The rest of us had to battle our way through the post-9/11 economic crunch by cutting back or changing jobs. Not higher education. Instead, my own Alma mater sends out a self-congratulatory letter informing all alumni that tuition is "only" rising by 5.5% in the coming year. Similar letters went out each year of the economic slowdown. Apparently colleges and universities are exempt from economic realities. Another letter also tells me that the tens of thousands of dollars I send then each year only pays for "a portion" of the college's education costs, as they ask for more money. Then there is the inevitable phone call from a perky college student asking for a contribution to the "parents fund." My response? Sorry. You already have all my money. Perhaps for all the money I am sending these institutions of higher learning, they could manage to send me a copy of my 18-year old's grades? Sorry, they tell me, that information is reserved for them and the student.

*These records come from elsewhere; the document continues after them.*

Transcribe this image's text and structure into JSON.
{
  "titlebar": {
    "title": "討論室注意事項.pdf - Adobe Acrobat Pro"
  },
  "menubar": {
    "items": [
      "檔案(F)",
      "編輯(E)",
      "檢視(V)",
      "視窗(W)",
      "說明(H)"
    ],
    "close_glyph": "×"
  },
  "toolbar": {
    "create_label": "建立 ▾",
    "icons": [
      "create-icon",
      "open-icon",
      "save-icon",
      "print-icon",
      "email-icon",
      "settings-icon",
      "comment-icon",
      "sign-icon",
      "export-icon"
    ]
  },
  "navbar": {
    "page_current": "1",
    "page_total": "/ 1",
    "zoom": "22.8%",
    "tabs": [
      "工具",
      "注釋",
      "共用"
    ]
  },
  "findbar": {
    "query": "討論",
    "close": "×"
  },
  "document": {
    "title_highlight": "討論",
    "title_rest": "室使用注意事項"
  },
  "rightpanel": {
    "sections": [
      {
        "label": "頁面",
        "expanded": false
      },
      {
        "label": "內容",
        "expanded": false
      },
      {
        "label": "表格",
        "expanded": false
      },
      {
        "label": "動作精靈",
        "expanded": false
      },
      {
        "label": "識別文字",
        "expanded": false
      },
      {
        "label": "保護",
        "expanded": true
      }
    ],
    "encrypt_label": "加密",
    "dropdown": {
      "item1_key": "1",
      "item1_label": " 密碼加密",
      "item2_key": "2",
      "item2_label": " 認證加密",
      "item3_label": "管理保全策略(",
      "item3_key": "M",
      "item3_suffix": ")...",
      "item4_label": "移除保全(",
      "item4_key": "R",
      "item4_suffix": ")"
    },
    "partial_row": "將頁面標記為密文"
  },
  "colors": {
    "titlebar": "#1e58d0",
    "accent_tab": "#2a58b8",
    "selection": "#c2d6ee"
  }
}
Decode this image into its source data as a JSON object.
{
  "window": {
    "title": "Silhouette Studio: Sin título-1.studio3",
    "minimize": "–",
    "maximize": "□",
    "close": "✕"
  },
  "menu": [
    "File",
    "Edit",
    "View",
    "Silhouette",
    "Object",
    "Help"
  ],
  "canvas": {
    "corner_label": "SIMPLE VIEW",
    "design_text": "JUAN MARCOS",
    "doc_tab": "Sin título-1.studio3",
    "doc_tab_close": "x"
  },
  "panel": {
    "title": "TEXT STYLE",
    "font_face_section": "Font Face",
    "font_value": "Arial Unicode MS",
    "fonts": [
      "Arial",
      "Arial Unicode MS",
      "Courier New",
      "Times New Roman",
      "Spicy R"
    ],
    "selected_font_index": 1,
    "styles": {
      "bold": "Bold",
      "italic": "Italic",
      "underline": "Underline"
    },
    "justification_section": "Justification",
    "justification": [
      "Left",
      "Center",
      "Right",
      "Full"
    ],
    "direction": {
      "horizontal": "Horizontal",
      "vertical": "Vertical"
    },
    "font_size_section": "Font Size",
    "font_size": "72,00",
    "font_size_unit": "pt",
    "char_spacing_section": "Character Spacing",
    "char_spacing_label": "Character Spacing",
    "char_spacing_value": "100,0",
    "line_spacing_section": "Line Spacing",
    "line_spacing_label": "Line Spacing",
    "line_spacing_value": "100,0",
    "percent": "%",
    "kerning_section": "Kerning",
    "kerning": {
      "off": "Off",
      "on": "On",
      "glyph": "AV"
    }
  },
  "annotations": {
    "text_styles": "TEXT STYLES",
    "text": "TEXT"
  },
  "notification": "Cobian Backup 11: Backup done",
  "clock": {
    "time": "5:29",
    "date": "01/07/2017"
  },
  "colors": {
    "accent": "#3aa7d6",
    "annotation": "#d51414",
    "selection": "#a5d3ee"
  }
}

Intellectually, too many professors are more interested in left wing politics than honest, even-handed, vigorous debate. Like the UNF English professor who began several classes last fall with an anti-Bush tirade. What this had to do with English I fail to see. Or Nancy Hopkins, the MIT biology professor, who on hearing Harvard President Larry Summers speculate on gender differences in cognition, claimed "his bias made me physically ill. "Is this what honest debate does to university professors?

It is high time the university campus rejoin the real world where costs mean something and ideas have to compete for a place at the table. The people who pay the bills are watching and expect better things in the years ahead. If you think your monopoly is sacrosanct, I have two words for you. Mainstream media.